On the fifth day of Jack’s disappearance the Watertown Daily Times reported:
Commenting on a report that the boy’s mother said a man was seen leading the child into the woods, Chief Loftus called it “unfounded.” “We have questioned the man, and there is nothing to the story. We’ve b
een doing everything we can, and have checked every possibility. We talked to friends of the boy, and have been told he left the area.”40
And that was that. Nothing more was done.
That summer of 1972, as Jack Blake remained missing, Shawcross was complaining to his probation officer of marital woes and mental stress. He was sent for a psychiatric evaluation. The report stated that Shawcross showed “defective moral and social development” and that “when he becomes upset he acts impulsively. . . . He describes himself as always having felt that rules are to be broken and did everything in his power to break rules at home as a child and in school. . . . His mother had a very bad temper.” Shawcross described her as “domineering” and derisive of him and his father.
Shawcross got himself a new ten-speed bike on which to pedal around on his fishing excursions: a beautiful white bicycle with distinctive brown-colored fenders.

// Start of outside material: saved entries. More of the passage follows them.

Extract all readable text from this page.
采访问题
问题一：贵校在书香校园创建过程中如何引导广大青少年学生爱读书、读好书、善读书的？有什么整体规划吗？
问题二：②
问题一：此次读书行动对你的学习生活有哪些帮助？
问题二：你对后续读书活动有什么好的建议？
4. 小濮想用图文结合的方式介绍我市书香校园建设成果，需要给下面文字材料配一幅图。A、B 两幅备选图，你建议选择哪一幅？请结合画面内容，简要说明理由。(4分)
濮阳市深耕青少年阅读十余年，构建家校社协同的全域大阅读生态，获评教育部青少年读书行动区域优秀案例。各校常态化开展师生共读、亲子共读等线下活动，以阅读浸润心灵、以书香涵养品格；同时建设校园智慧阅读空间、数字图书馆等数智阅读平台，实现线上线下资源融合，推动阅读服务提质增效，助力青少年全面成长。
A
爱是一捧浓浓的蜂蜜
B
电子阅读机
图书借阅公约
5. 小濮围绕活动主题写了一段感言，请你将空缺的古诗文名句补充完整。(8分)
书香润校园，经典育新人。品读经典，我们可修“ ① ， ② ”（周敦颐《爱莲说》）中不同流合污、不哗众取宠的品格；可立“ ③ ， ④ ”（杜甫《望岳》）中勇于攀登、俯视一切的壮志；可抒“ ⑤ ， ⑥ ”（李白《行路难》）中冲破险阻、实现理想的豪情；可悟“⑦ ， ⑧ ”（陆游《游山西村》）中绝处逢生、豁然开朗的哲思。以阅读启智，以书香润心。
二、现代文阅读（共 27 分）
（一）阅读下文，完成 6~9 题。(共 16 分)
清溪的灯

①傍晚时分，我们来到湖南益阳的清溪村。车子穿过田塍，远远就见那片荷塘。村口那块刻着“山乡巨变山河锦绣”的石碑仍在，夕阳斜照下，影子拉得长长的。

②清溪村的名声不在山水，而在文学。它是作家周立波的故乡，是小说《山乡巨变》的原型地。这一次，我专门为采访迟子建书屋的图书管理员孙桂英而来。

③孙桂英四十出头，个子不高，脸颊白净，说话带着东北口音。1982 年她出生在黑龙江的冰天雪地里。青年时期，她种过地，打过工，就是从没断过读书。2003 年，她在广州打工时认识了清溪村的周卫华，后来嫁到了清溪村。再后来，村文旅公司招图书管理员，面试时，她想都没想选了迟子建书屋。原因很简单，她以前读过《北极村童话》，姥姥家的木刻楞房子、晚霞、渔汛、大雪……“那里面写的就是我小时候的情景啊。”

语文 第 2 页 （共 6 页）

In the meantime, Shawcross’s former second wife, Linda Neary, as she read the story of the missing child in the newspapers, was wondering if the Watertown Police were aware that her ex-husband had killed a child in Vietnam according to his confession to her. Thinking about his irrational behavior, his violent outbursts culminating with the beating he gave her, resulting in a miscarriage, and his Vietnam atrocity stories, she thought of calling the police but in the end did not.